Yes … but I don't. Ever say any of that. And soon enough, he's anyway gone. And there—when I used to hear the door clang—there was the signal, this was the trigger for that one single and utterly cherished moment in the day when at last I could gently uncoil—relax, yes, into finally being me. I'd hung up my motherly pinny—kicked off and into a corner just another poor and beholden skivvy's bespattered shackles—and now I could just be old Milly again. Just me, with something nice to listen to on the wireless—the Proms, or something—a cup of tea, a digestive and maybe then even a Craven “A,” with my feet up on the pouf. But all such moments, the sweet and lesisurely innocence of them … they seem lost to me now. Now … always there's something infuriatingly nagging at me. Something I long to do. Or something I so terribly regret not ever having done. Something I have to say. Or else something I should so very obviously have said, and forcibly—then, and at the pertinent moment, now long passed. The appalling amount of money that still somehow I am owing to that perfectly loathsome and vulgar little tallyman, for all those ridiculous fripperies that I now know I'll never even so much as glance at again, nor ever dream of wearing. And he's not at all charming, this low and beastly man, now that I no longer am a subscriber to all of his leery enticements. Every Friday I pay him all that I can, and although I make very sure that always there is plenty on the table for both Jim and Paul every mealtime to enjoy, I myself have barely been eating so that I may somehow squeeze out just that little bit more from my pitiful housekeeping—and yet despite all of my deprivation, each and every Friday all he will do is rather horribly snarl at me, and tell me that now I am more heavily in debt than I had been the week before. How can this be? He shows me the columns in that dreadful ledger, and all these closely written figures—jabbed at accusingly by his manicured fingernail that yet somehow manages
always to be grimy—they do appear to tally, though never intellectually can I make even the slightest sense out of them. You assiduously chisel away at any given obstacle, and then gradually its vastness will diminish—no? Well no not, it seems: any such action will serve only to stimulate growth. Oh dear. Oh dear. When and how will it ever end …? Then there is the yearning—the yearning, then, that comes upon me for a certain individual … about whom now I hardly dare think—and cannot, coherently. Pain. My pain. The pain that still is deep within me, which sometimes will teasingly fade to the shadows where barely I still can distinguish its insidious nature, its loitering cruelty, nestled as it is in a soft and fugitive haven … which then, having lulled me, will and without warning twist up so viciously into a shockingly swelling and quite acidic nausea. Once or twice just lately I have been jarringly aware of sudden and tumultuous internal revolt—an involuntary heaving that alarms me into knowing that now I teeter on the convulsive and dreadful edge of retching quite violently … but no, nothing came.
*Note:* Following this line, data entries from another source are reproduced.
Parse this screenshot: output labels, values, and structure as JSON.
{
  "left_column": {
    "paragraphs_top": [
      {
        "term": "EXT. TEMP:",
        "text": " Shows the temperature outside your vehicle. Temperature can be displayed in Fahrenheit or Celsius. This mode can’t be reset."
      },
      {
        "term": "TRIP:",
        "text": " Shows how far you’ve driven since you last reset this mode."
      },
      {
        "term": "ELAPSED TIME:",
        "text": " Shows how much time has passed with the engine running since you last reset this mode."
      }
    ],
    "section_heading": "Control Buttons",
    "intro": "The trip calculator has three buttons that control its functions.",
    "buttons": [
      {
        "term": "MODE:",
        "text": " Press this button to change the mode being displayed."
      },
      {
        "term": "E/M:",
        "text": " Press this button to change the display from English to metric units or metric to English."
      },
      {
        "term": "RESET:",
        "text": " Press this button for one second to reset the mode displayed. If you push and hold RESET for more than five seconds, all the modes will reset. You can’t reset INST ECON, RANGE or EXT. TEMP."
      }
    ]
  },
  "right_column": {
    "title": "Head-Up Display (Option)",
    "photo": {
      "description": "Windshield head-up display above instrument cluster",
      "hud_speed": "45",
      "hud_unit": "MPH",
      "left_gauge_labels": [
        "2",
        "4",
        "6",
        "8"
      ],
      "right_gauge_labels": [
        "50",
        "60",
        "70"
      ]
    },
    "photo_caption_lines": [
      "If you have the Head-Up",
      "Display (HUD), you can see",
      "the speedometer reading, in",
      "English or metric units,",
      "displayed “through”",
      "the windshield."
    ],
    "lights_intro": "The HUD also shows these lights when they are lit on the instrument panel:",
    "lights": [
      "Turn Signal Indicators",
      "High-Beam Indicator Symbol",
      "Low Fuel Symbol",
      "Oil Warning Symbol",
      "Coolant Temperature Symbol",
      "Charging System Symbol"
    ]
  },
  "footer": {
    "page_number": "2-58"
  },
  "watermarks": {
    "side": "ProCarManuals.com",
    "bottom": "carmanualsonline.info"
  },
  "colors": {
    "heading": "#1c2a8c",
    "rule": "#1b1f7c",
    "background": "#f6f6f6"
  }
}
On each occasion, I was stranded agape and on my knees in the chill of the bathroom, eyes struck wide, my skin so clammy, the whole of my insides still shuddering with the ugly urge … but no … but no … nothing came. Which left me feeling jilted. Let down and taken in. As if even my own body, now, was lying to me. As a consequence, I do rather think, you know, that some time reasonably soon I might maybe be forced into seriously considering getting somebody to look at me. Oh I don't know, though … don't want to be seen to make a mountain of a molehill—it'll probably go away of its own accord. All these little things, they generally do.